Der CDU - Parteivorsitzende Friedrich Merz hat hingegen eine geringe Rolle gespielt, er war - anders als in Nordrhein – Westfalen - kaum präsent. Dort dürften die Wahlen spannender werden, denn Ministerpräsident Hendrik Wüst verfügt nicht über ähnliche Beliebtheitswerte. Er war ein Corona – Hardliner, hat sich ansonsten in keiner Weise besonders profiliert außer zuletzt durch die Behauptung, dass der Muezzin – Ruf ein Beitrag zur Integration sein könne.

 

https://www.nzz.ch/international/hendrik-wuest-muezzin-ruf-kann-beitrag-zur-integration-sein-ld.1680632?reduced=true

 

 

Ob dies konservative Wähler überzeugt, mag man bezweifeln.

 

Besonders interessant dürfte die im Herbst stattfindende Wahl in Niedersachsen sein. Die derzeitige Lage ist gekennzeichnet durch das Fehlen einer starken Opposition. Die als Juniorpartner in der Regierung befindliche Union ist unsichtbar. Dabei ist besonders brisant, dass weite Bereiche der Russland – Verstrickungen der SPD bekanntlich ihre Wurzeln in Niedersachsen haben. Dies müsste die Union ebenso thematisieren wie den unverantwortlichen Umgang mit der Energiekrise.
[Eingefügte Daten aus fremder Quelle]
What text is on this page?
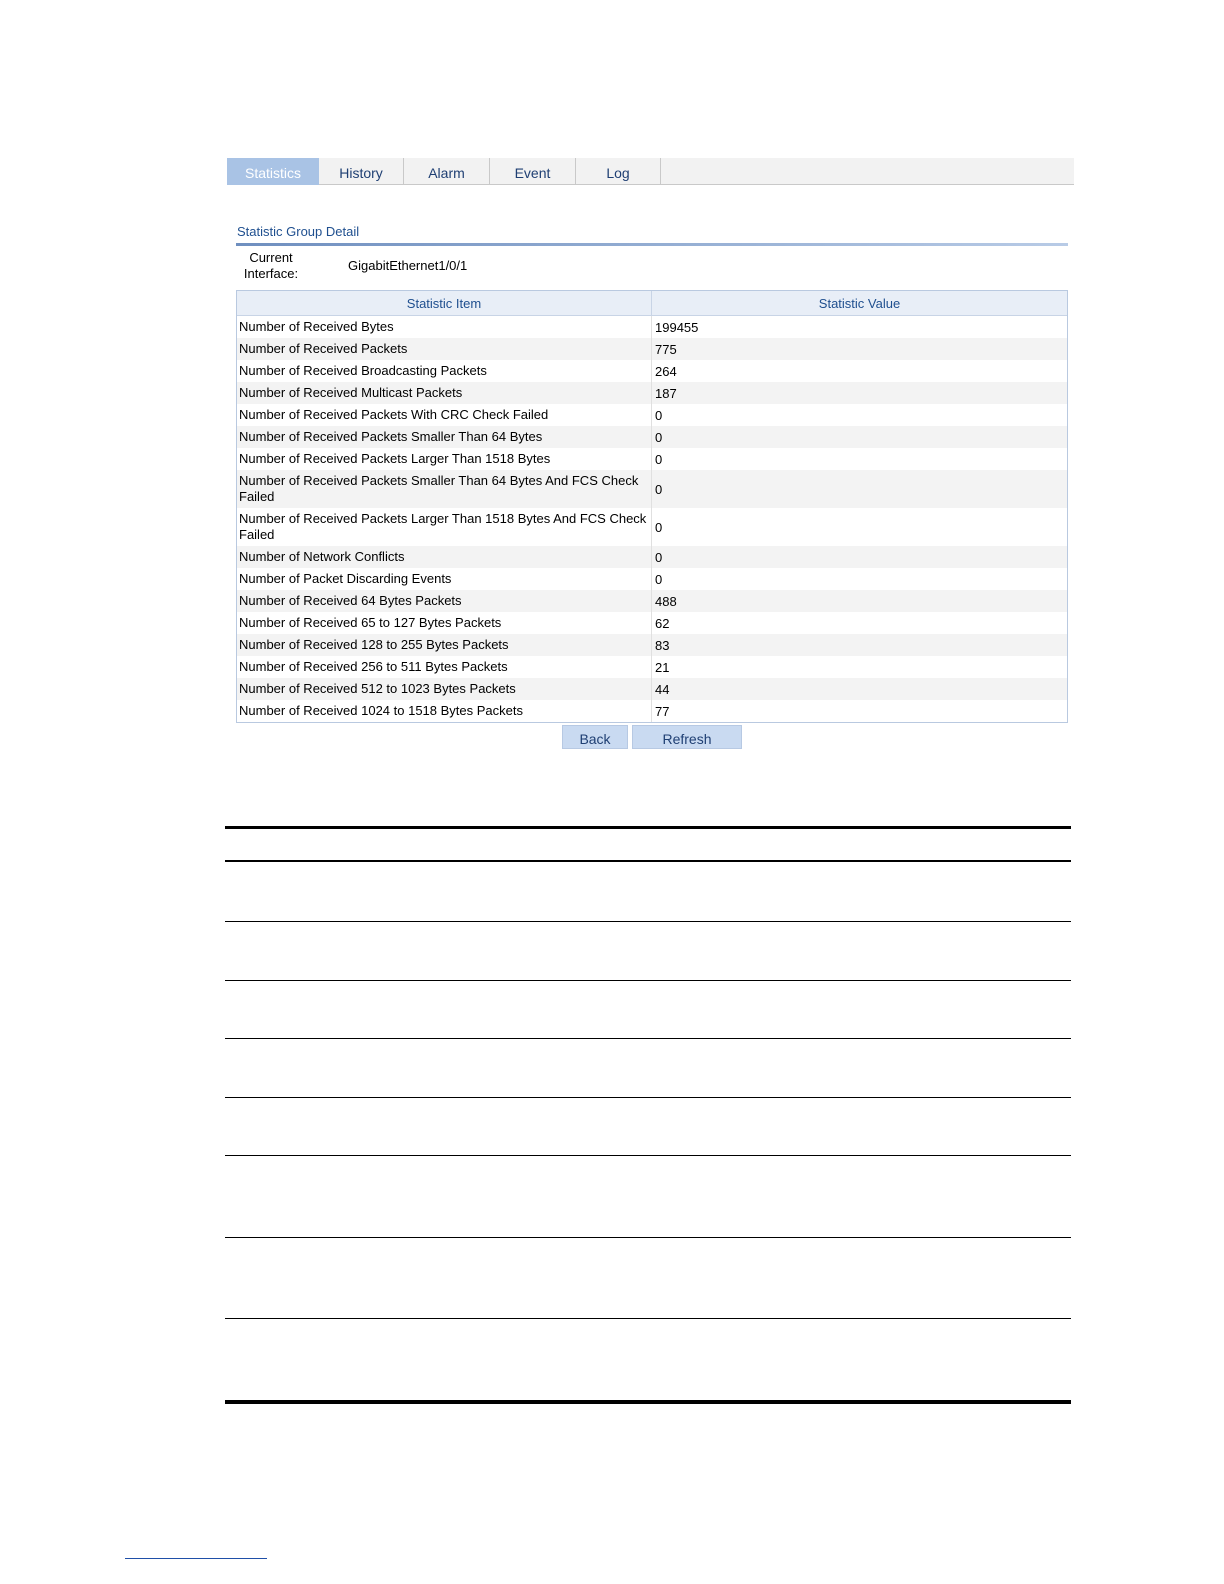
Statistics	History	Alarm	Event	Log
Statistic Group Detail
Current Interface:
GigabitEthernet1/0/1
Statistic Item	Statistic Value
Number of Received Bytes	199455
Number of Received Packets	775
Number of Received Broadcasting Packets	264
Number of Received Multicast Packets	187
Number of Received Packets With CRC Check Failed	0
Number of Received Packets Smaller Than 64 Bytes	0
Number of Received Packets Larger Than 1518 Bytes	0
Number of Received Packets Smaller Than 64 Bytes And FCS Check Failed	0
Number of Received Packets Larger Than 1518 Bytes And FCS Check Failed	0
Number of Network Conflicts	0
Number of Packet Discarding Events	0
Number of Received 64 Bytes Packets	488
Number of Received 65 to 127 Bytes Packets	62
Number of Received 128 to 255 Bytes Packets	83
Number of Received 256 to 511 Bytes Packets	21
Number of Received 512 to 1023 Bytes Packets	44
Number of Received 1024 to 1518 Bytes Packets	77
Back	Refresh
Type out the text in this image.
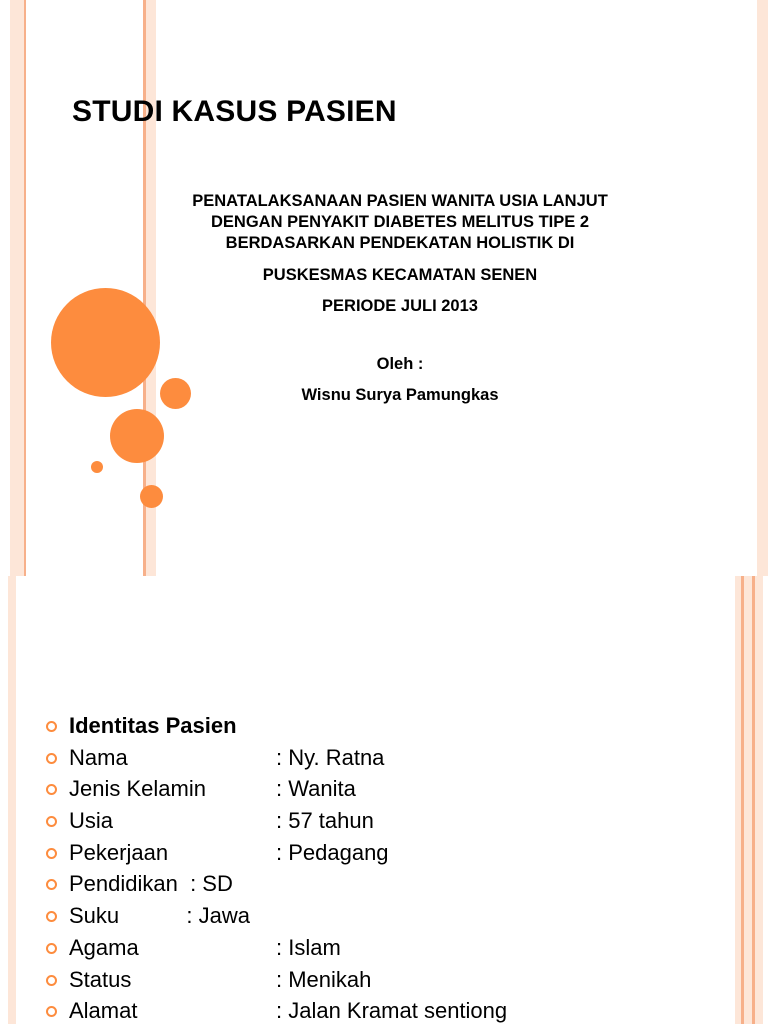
STUDI KASUS PASIEN
PENATALAKSANAAN PASIEN WANITA USIA LANJUT
DENGAN PENYAKIT DIABETES MELITUS TIPE 2
BERDASARKAN PENDEKATAN HOLISTIK DI
PUSKESMAS KECAMATAN SENEN
PERIODE JULI 2013
Oleh :
Wisnu Surya Pamungkas
Identitas Pasien
Nama	: Ny. Ratna
Jenis Kelamin	: Wanita
Usia	: 57 tahun
Pekerjaan	: Pedagang
Pendidikan  : SD
Suku           : Jawa
Agama	: Islam
Status	: Menikah
Alamat	: Jalan Kramat sentiong
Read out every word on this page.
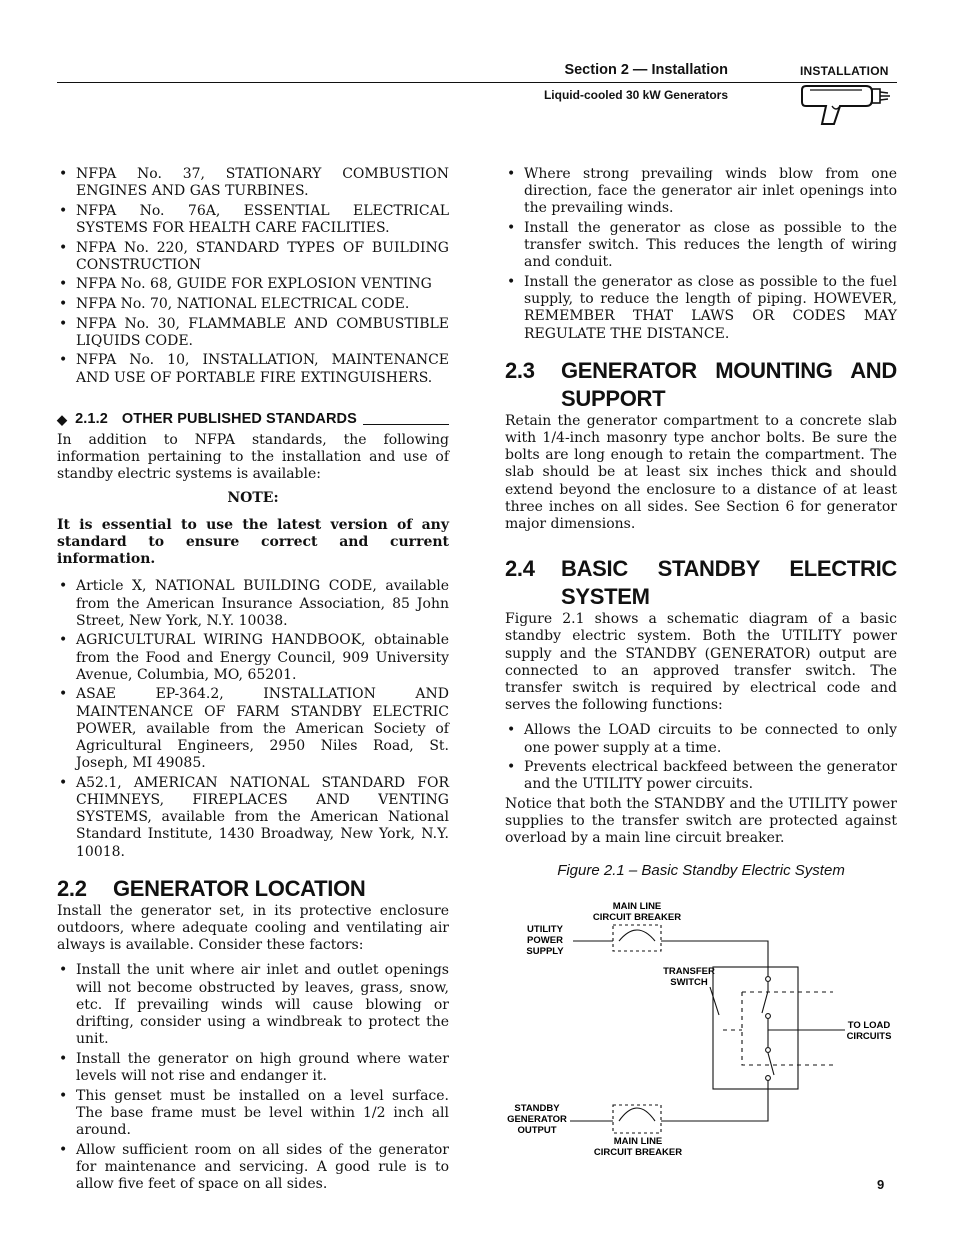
Section 2 — Installation
Liquid-cooled 30 kW Generators
INSTALLATION
• NFPA No. 37, STATIONARY COMBUSTION ENGINES AND GAS TURBINES.
• NFPA No. 76A, ESSENTIAL ELECTRICAL SYSTEMS FOR HEALTH CARE FACILITIES.
• NFPA No. 220, STANDARD TYPES OF BUILDING CONSTRUCTION
• NFPA No. 68, GUIDE FOR EXPLOSION VENTING
• NFPA No. 70, NATIONAL ELECTRICAL CODE.
• NFPA No. 30, FLAMMABLE AND COMBUSTIBLE LIQUIDS CODE.
• NFPA No. 10, INSTALLATION, MAINTENANCE AND USE OF PORTABLE FIRE EXTINGUISHERS.
◆ 2.1.2 OTHER PUBLISHED STANDARDS

In addition to NFPA standards, the following information pertaining to the installation and use of standby electric systems is available:

NOTE:

It is essential to use the latest version of any standard to ensure correct and current information.

• Article X, NATIONAL BUILDING CODE, available from the American Insurance Association, 85 John Street, New York, N.Y. 10038.
• AGRICULTURAL WIRING HANDBOOK, obtainable from the Food and Energy Council, 909 University Avenue, Columbia, MO, 65201.
• ASAE EP-364.2, INSTALLATION AND MAINTENANCE OF FARM STANDBY ELECTRIC POWER, available from the American Society of Agricultural Engineers, 2950 Niles Road, St. Joseph, MI 49085.
• A52.1, AMERICAN NATIONAL STANDARD FOR CHIMNEYS, FIREPLACES AND VENTING SYSTEMS, available from the American National Standard Institute, 1430 Broadway, New York, N.Y. 10018.
2.2	GENERATOR LOCATION

Install the generator set, in its protective enclosure outdoors, where adequate cooling and ventilating air always is available. Consider these factors:

• Install the unit where air inlet and outlet openings will not become obstructed by leaves, grass, snow, etc. If prevailing winds will cause blowing or drifting, consider using a windbreak to protect the unit.
• Install the generator on high ground where water levels will not rise and endanger it.
• This genset must be installed on a level surface. The base frame must be level within 1/2 inch all around.
• Allow sufficient room on all sides of the generator for maintenance and servicing. A good rule is to allow five feet of space on all sides.
• Where strong prevailing winds blow from one direction, face the generator air inlet openings into the prevailing winds.
• Install the generator as close as possible to the transfer switch. This reduces the length of wiring and conduit.
• Install the generator as close as possible to the fuel supply, to reduce the length of piping. HOWEVER, REMEMBER THAT LAWS OR CODES MAY REGULATE THE DISTANCE.
2.3	GENERATOR MOUNTING AND SUPPORT

Retain the generator compartment to a concrete slab with 1/4-inch masonry type anchor bolts. Be sure the bolts are long enough to retain the compartment. The slab should be at least six inches thick and should extend beyond the enclosure to a distance of at least three inches on all sides. See Section 6 for generator major dimensions.

2.4	BASIC STANDBY ELECTRIC SYSTEM

Figure 2.1 shows a schematic diagram of a basic standby electric system. Both the UTILITY power supply and the STANDBY (GENERATOR) output are connected to an approved transfer switch. The transfer switch is required by electrical code and serves the following functions:

• Allows the LOAD circuits to be connected to only one power supply at a time.
• Prevents electrical backfeed between the generator and the UTILITY power circuits.

Notice that both the STANDBY and the UTILITY power supplies to the transfer switch are protected against overload by a main line circuit breaker.

Figure 2.1 – Basic Standby Electric System

MAIN LINE
CIRCUIT BREAKER
UTILITY
POWER
SUPPLY
TRANSFER
SWITCH
TO LOAD
CIRCUITS
STANDBY
GENERATOR
OUTPUT
MAIN LINE
CIRCUIT BREAKER
9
So hat Ministerpräsident Weil es abgelehnt, sich mit der Frage der Verlängerung der Laufzeiten von Atomkraftwerken zu beschäftigen, denn „wir haben ein Gas- und kein Stromproblem.“

 

https://www.welt.de/politik/deutschland/article237959671/Ministerpraesident-Weil-Nordsee-Gasfelder-anbohren-realistisch.html

 

 

Hier hätte der Wirtschaftsminister und Parteivorsitzende der CDU, Bernd Althusmann, natürlich einhaken und die Zusammenhänge richtigstellen müssen. Ebenso hätte er das Thema Gasgewinnung im rohstoffreichen Niedersachsen angesichts der bedrohlichen Lage ansprechen müssen, nicht zuletzt deshalb, weil besonders energieintensive Wirtschaft in Niedersachsen beheimatet ist.

 

 

Eigentlich müsste die Union den Wahlsieg angesichts der gravierenden Fehler der SPD auf dem Silbertablett serviert bekommen. Derzeit ist aber nicht erkennbar, aus welchen Gründen der Wähler sich für sie entscheiden sollte.